An investigation by The Ferret has uncovered a network of groups on the messaging app Telegram who go by the name the White Rose.

Members of the Scotland-wide group share content from Russian state-funded network RT, which is now banned in the UK, as well as claims that Ukraine is governed by neo-Nazis.

READ MORE: Digging into the real-world impact of disinformation and conspiracy in Scotland

Hate movement researcher at the Institute for Strategic Dialogue Jacob Davey said: “There is this new cohort of people living in a parallel universe and on the one hand this does potentially represent a security risk.

“We’ve seen in Germany, for example, the murder of a gas station attendant by one of their anti-lockdown conspiracy theorists. We’ve seen arson attacks in the Netherlands.

“That’s not to fearmonger but I think there is the risk that this community could become more radicalised and all the data points we have point towards conspiratorial thinking and conspiracy theories sharply upticking globally, but certainly in the UK as well.”

While most contributors of the White Rose remain anonymous, the Ferret has revealed that the University of Glasgow’s Dr Alan McManus has shared anti-Ukraine content within the group.

McManus reportedly described Russia’s invasion of Ukraine as a “panto” and said the pro-Ukrainian cone now seen on Glasgow’s Duke of Wellington statue was “hideous propaganda”.

The National:

SNP MP Stewart McDonald (above) said: “Whoever is running these campaigns, whether they’re domestic or foreign, they do largely target disenfranchised groups.

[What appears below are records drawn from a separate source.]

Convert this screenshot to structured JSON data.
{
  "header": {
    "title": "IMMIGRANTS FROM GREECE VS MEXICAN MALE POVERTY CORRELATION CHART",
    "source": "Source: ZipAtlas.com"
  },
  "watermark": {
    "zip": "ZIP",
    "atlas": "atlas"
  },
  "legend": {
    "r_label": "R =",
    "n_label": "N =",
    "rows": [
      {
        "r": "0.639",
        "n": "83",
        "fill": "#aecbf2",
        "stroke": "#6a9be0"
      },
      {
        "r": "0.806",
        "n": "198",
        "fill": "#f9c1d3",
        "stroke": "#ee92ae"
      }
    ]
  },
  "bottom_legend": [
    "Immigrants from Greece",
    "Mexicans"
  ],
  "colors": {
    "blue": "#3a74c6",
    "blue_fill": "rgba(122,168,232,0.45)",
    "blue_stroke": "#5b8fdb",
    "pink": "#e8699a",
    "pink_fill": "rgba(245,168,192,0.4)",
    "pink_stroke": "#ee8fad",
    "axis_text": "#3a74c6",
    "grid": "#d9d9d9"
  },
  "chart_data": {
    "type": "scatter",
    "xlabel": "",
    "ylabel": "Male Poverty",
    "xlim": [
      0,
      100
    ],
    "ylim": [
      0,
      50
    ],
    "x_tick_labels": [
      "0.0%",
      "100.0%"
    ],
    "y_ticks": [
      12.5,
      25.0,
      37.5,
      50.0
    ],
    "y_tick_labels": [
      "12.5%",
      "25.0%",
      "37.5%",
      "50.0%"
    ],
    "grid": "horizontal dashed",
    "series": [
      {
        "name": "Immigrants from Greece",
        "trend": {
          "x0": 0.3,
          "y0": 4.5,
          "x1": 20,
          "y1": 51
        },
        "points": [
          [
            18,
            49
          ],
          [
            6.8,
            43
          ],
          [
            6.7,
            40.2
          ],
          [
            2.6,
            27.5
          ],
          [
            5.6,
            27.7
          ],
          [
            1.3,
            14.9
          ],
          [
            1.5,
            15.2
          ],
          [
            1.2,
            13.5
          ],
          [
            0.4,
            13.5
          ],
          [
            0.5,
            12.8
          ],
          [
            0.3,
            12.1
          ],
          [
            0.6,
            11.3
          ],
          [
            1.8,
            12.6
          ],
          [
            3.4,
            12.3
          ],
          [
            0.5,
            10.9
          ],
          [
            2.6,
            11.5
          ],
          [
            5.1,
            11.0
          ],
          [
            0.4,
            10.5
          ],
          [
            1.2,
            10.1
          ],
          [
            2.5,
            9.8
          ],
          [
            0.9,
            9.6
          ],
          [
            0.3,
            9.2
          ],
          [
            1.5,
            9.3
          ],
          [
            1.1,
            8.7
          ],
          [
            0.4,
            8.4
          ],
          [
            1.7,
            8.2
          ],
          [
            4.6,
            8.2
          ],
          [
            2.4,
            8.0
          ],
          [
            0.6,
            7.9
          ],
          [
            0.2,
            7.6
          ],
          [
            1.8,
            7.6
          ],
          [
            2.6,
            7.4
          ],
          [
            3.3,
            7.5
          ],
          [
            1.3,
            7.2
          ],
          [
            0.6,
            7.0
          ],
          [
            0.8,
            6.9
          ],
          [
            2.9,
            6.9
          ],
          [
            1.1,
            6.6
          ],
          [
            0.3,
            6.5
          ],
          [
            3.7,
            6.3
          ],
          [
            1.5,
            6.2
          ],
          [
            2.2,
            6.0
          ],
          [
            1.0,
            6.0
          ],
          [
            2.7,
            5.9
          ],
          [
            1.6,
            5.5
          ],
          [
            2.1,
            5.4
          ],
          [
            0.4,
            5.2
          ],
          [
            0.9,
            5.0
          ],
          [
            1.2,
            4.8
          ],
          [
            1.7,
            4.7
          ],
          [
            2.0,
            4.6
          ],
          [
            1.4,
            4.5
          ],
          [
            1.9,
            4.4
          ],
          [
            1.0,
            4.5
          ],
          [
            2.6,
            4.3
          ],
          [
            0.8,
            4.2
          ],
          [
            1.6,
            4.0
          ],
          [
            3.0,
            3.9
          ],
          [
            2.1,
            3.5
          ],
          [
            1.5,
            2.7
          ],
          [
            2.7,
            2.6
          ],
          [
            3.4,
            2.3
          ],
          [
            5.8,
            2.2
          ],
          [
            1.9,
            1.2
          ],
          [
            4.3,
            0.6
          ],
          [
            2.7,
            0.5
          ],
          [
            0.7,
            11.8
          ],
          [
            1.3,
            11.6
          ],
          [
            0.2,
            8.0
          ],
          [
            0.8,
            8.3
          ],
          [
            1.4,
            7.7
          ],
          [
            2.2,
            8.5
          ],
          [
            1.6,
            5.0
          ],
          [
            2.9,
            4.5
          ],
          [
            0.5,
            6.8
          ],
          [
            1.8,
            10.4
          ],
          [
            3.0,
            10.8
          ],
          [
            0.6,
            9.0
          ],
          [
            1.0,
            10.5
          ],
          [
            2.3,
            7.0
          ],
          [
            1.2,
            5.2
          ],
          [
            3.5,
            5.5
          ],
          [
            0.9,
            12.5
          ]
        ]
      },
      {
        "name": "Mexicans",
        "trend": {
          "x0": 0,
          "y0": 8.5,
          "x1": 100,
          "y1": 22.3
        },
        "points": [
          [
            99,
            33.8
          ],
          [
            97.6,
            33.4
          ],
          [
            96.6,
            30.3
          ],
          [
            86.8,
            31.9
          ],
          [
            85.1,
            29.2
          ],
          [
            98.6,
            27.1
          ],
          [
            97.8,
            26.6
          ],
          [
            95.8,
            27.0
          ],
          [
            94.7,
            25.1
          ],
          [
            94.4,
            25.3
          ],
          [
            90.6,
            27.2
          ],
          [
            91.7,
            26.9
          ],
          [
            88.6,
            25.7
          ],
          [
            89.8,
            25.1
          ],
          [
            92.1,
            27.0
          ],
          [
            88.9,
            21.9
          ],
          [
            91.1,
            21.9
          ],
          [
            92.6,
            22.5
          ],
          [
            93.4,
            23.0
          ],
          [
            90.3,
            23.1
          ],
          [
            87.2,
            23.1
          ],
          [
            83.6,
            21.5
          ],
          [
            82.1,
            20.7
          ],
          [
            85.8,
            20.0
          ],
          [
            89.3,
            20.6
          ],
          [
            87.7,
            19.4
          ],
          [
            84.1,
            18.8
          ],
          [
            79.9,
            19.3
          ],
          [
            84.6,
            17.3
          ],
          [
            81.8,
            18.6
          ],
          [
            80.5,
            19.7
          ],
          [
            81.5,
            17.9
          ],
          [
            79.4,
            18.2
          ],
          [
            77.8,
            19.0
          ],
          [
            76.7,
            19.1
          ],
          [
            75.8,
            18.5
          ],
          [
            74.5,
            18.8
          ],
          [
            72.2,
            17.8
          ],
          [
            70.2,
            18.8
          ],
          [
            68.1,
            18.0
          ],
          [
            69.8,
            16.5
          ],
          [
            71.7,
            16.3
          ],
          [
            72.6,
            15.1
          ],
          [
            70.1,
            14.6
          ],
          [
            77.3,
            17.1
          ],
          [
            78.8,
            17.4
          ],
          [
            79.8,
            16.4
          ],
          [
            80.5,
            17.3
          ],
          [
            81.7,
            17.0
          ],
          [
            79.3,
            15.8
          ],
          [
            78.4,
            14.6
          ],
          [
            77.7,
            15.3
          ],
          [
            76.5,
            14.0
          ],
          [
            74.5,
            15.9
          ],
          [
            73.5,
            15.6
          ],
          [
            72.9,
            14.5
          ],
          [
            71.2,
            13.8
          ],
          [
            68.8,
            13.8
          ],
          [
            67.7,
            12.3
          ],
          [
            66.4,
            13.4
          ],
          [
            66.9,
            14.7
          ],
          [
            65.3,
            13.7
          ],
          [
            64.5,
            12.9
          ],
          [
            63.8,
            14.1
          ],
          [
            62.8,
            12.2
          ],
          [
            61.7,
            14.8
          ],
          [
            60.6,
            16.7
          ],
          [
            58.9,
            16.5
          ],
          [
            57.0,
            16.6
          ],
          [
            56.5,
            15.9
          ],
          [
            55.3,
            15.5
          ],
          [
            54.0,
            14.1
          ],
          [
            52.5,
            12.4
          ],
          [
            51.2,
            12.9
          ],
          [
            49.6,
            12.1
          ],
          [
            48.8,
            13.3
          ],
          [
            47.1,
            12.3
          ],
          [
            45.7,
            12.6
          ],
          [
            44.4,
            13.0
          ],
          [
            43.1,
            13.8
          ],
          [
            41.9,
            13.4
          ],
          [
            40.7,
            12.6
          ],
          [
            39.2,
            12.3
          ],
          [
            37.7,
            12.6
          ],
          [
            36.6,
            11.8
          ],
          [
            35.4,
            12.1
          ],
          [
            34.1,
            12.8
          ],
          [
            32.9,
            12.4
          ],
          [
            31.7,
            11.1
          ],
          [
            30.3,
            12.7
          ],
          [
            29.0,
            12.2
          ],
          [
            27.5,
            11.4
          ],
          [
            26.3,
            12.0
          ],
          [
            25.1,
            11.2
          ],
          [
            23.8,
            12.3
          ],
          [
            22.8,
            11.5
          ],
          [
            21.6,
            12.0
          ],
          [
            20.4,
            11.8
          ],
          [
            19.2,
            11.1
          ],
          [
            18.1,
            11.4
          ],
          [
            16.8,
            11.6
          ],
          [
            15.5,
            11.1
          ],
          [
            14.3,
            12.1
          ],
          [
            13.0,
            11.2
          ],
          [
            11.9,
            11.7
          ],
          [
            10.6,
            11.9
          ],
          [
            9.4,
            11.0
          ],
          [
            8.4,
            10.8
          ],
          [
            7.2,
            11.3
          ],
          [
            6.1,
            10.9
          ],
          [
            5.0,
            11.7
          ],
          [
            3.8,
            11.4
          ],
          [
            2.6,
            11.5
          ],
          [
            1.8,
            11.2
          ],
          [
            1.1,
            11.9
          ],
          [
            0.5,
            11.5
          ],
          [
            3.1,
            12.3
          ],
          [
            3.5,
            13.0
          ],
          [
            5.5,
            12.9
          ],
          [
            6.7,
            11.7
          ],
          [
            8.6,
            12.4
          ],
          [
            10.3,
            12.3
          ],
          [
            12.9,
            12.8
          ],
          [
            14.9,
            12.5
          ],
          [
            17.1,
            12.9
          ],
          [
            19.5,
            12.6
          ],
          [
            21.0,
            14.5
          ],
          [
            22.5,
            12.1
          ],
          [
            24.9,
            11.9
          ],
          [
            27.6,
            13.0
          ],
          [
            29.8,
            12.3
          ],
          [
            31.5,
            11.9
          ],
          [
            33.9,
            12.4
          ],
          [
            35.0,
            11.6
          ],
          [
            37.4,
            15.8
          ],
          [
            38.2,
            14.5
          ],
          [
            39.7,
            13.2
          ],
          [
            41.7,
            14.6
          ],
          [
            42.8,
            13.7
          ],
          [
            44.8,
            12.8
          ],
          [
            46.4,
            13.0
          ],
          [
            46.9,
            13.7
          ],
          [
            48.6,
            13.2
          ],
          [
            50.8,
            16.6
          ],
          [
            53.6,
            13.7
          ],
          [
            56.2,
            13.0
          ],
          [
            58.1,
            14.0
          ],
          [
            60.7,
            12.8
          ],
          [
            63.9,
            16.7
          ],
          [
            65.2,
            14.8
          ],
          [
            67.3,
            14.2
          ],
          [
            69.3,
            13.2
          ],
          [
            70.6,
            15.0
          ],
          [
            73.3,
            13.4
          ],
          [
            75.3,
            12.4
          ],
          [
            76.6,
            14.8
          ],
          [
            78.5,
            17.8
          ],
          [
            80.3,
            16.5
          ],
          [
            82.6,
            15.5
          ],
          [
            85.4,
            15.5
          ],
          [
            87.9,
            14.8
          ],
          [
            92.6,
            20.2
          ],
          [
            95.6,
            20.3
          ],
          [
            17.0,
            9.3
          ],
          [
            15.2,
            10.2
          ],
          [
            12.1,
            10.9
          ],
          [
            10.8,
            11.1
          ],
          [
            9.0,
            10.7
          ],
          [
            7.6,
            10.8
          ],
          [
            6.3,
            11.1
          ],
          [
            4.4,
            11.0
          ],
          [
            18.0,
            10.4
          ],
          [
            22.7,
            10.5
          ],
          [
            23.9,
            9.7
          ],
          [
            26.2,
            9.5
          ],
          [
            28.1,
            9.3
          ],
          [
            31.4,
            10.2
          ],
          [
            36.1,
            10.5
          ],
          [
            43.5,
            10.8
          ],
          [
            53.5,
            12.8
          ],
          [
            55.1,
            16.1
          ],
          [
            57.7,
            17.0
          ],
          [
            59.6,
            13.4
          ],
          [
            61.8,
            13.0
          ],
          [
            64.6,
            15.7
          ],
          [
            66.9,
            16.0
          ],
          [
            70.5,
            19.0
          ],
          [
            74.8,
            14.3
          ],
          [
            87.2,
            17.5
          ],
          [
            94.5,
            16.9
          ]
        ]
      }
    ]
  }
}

“They don’t create division; they find the divisions that exist in a society and then attempt to bolster them. Hostile state disinformation activity in the UK presents a very real threat.”

Foreign and defence policy expert Elisabeth Braw, at the American Enterprise Institute (AEI), suggested the Russian state has targeted those who are vulnerable to state-sponsored propaganda.

She said: “What Russian propaganda does is focus on disaffected groups. They don’t just share messages and hope that the entirety of the population will somehow pick up their side of the story.”